What to Watch for on Labels

A basic corn tortilla ingredient list is short: stone ground corn, water, and a trace of lime (the mineral, not the fruit). Some brands add preservatives like potassium sorbate or calcium propionate and a small amount of cellulose gum. None of these are FODMAPs, and a tortilla with this kind of simple ingredient list is a safe choice.

Problems arise with flavored or blended tortillas. Some brands mix in wheat flour, which adds fructans. Others include honey, agave, or high fructose corn syrup as sweeteners, all of which are high FODMAP. Garlic and onion powder show up in seasoned varieties and are well-known FODMAP triggers even in small amounts. Before buying, scan the ingredient list for these additions. If the tortilla contains only corn, water, lime, and basic preservatives, you’re in the clear.

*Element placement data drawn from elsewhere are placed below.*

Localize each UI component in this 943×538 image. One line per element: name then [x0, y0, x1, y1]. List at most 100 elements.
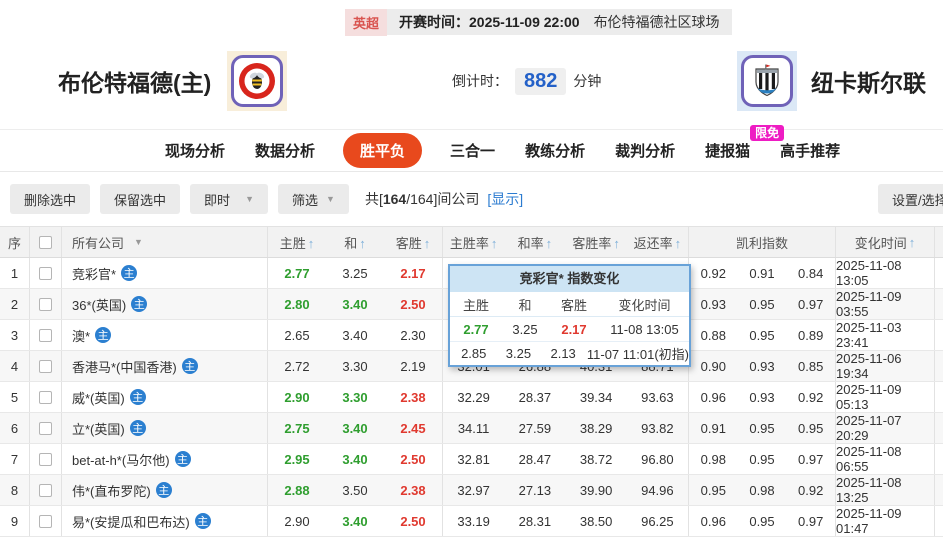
- kelly-value: 0.97: [798, 296, 824, 312]
- odds-value[interactable]: 2.50: [384, 297, 442, 312]
- tab-expert[interactable]: 高手推荐: [778, 134, 842, 167]
- sort-away-win[interactable]: 客胜 ↑: [384, 233, 442, 252]
- company-name[interactable]: 威*(英国): [72, 388, 125, 407]
- company-name[interactable]: 香港马*(中国香港): [72, 357, 177, 376]
- odds-value[interactable]: 3.40: [326, 514, 384, 529]
- rate-cells: 33.19 28.31 38.50 96.25: [443, 506, 689, 536]
- home-badge-icon: 主: [95, 327, 112, 343]
- popup-change-time: 11-07 11:01(初指): [586, 347, 689, 362]
- company-cell: 易*(安提瓜和巴布达) 主: [62, 506, 268, 536]
- away-team-name: 纽卡斯尔联: [811, 70, 926, 96]
- row-checkbox-cell: [30, 475, 62, 505]
- odds-value[interactable]: 2.95: [268, 452, 326, 467]
- sort-home-rate[interactable]: 主胜率 ↑: [443, 233, 504, 252]
- row-checkbox[interactable]: [39, 452, 52, 466]
- show-link[interactable]: [显示]: [487, 189, 523, 209]
- kelly-value: 0.98: [700, 451, 726, 467]
- delete-selected-button[interactable]: 删除选中: [10, 184, 91, 214]
- row-checkbox[interactable]: [39, 514, 52, 528]
- odds-value[interactable]: 3.40: [326, 421, 384, 436]
- odds-value[interactable]: 2.17: [384, 266, 442, 281]
- company-cell: 伟*(直布罗陀) 主: [62, 475, 268, 505]
- popup-odds-value: 2.17: [561, 321, 587, 337]
- keep-selected-button[interactable]: 保留选中: [100, 184, 181, 214]
- company-name[interactable]: bet-at-h*(马尔他): [72, 450, 170, 469]
- odds-value[interactable]: 2.65: [268, 328, 326, 343]
- company-name[interactable]: 伟*(直布罗陀): [72, 481, 151, 500]
- kelly-value: 0.95: [749, 451, 775, 467]
- odds-value[interactable]: 3.40: [326, 297, 384, 312]
- header-kelly: 凯利指数: [689, 227, 836, 257]
- odds-value[interactable]: 2.80: [268, 297, 326, 312]
- sort-away-rate[interactable]: 客胜率 ↑: [566, 233, 627, 252]
- kelly-cells: 0.92 0.91 0.84: [689, 258, 836, 288]
- odds-value[interactable]: 2.19: [384, 359, 442, 374]
- tab-jiebao-cat[interactable]: 捷报猫 限免: [703, 125, 785, 167]
- odds-value[interactable]: 3.30: [326, 390, 384, 405]
- popup-header-label: 客胜: [560, 297, 587, 313]
- row-checkbox[interactable]: [39, 266, 52, 280]
- odds-value[interactable]: 3.25: [326, 266, 384, 281]
- odds-value[interactable]: 3.50: [326, 483, 384, 498]
- tab-wdl[interactable]: 胜平负: [343, 133, 423, 168]
- odds-value[interactable]: 2.75: [268, 421, 326, 436]
- tab-three-in-one[interactable]: 三合一: [448, 134, 497, 167]
- odds-value[interactable]: 2.50: [384, 514, 442, 529]
- row-checkbox[interactable]: [39, 421, 52, 435]
- odds-value[interactable]: 2.77: [268, 266, 326, 281]
- tab-data[interactable]: 数据分析: [253, 134, 317, 167]
- kelly-value: 0.93: [749, 389, 775, 405]
- tab-coach[interactable]: 教练分析: [523, 134, 587, 167]
- odds-cells: 2.90 3.30 2.38: [268, 382, 443, 412]
- row-checkbox[interactable]: [39, 359, 52, 373]
- odds-value[interactable]: 2.90: [268, 514, 326, 529]
- odds-value[interactable]: 3.30: [326, 359, 384, 374]
- filter-dropdown[interactable]: 筛选 ▼: [278, 184, 349, 214]
- odds-value[interactable]: 2.38: [384, 483, 442, 498]
- tab-referee[interactable]: 裁判分析: [613, 134, 677, 167]
- company-name[interactable]: 36*(英国): [72, 295, 126, 314]
- company-name[interactable]: 澳*: [72, 326, 90, 345]
- kelly-value: 0.89: [798, 327, 824, 343]
- header-change-time[interactable]: 变化时间 ↑: [836, 227, 935, 257]
- tab-live[interactable]: 现场分析: [163, 134, 227, 167]
- odds-value[interactable]: 2.72: [268, 359, 326, 374]
- odds-value[interactable]: 2.88: [268, 483, 326, 498]
- sort-up-icon: ↑: [490, 235, 498, 251]
- odds-value[interactable]: 2.30: [384, 328, 442, 343]
- settings-select-button[interactable]: 设置/选择: [878, 184, 943, 214]
- header-company[interactable]: 所有公司 ▼: [62, 227, 268, 257]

Corn Tortillas vs. Flour Tortillas

Standard flour tortillas are made from wheat, which contains fructans, a type of FODMAP. That makes them a poor choice during the elimination phase. Corn tortillas are the straightforward swap. They’re naturally gluten-free (though not all are certified, if that matters to you) and low in the sugars that trigger IBS symptoms.

Some grocery stores carry “corn” tortillas that blend corn and wheat flours to improve flexibility. These partially wheat-based versions carry the same fructan risk as regular flour tortillas. Check that corn is the only grain listed.

Practical Tips for Using Corn Tortillas

Corn tortillas can be dry or crack easily when cold. Warming them in a dry skillet for 20 to 30 seconds per side makes them pliable and brings out their flavor. You can also wrap a stack in a damp paper towel and microwave for 30 seconds. Once warm, they work for tacos, enchiladas, quesadillas, and tostadas.

For fillings, stick with low FODMAP proteins and vegetables during elimination. Grilled chicken, shrimp, firm tofu, shredded lettuce, diced tomato, and small amounts of cheddar or feta all pair well and stay within safe limits. Season with cumin, paprika, chili powder, or fresh cilantro rather than garlic or onion-based salsas.